Mulher morre após denunciar falta de médicos em UPA e gravar vídeo de unidade vazia

Brenda Larissa Maia, de 32 anos, registrou a ausência de médicos e a demora no atendimento

Por Wendel de Novais

Brenda morreu após denunciar demora em atendimento na UPA Crédito: Reprodução

Uma mulher morreu dentro de uma Unidade de Pronto Atendimento (UPA) horas após gravar vídeos denunciando a falta de médicos e a demora no atendimento. O caso aconteceu em Ribeirão das Neves, na Região Metropolitana de Belo Horizonte, e gerou questionamentos da família sobre uma possível negligência médica.

Brenda Larissa Maia, de 32 anos, procurou a unidade de saúde na tarde de sábado (6), por volta das 14h30, relatando dores no peito. De acordo com informações registradas pela família, ela possuía histórico de fibromialgia e problemas cardíacos e passou pelo processo de triagem ao chegar à unidade.

Segundo o relato da mãe, Sônia de Oliveira da Silva, a paciente aguardou atendimento durante horas e informou aos familiares, por volta das 22h, que havia percebido uma piora em seu estado de saúde. Em determinado momento, ela chegou a receber oxigênio enquanto permanecia na unidade.

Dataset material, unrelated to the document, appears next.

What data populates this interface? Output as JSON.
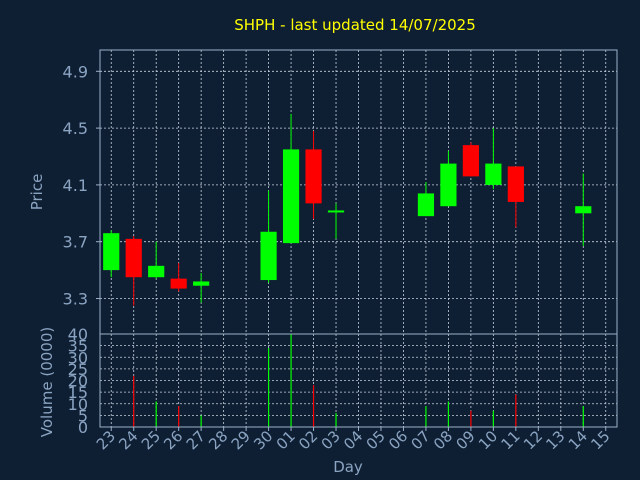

Já durante a madrugada, Brenda decidiu registrar a situação em vídeos enviados para familiares e publicados nas redes sociais. Nas imagens, ela mostra consultórios sem atendimento e critica a ausência de profissionais de saúde. “A UPA está agora, literalmente, com todas as salas vazias. Tem médico no descanso e uma médica vai sair para conduta de transferência”, afirmou.

Em outro vídeo, a paciente disse que pretendia cobrar providências para todos que aguardavam assistência médica. “Da mesma forma que vou lutar pelos direitos dos que estão trabalhando, vou lutar pelos direitos dos que estão aqui, que não sou só eu.” Segundo boletim de ocorrência, pouco tempo depois das gravações, Brenda passou mal, caiu no chão e morreu ainda dentro da unidade de saúde.

A morte provocou revolta entre familiares, que relatam ter recebido informações divergentes sobre o caso. Segundo a mãe da vítima, um médico teria apresentado inicialmente uma causa para o óbito, mas, após tomar conhecimento dos vídeos gravados por Brenda, informou que o registro seria alterado.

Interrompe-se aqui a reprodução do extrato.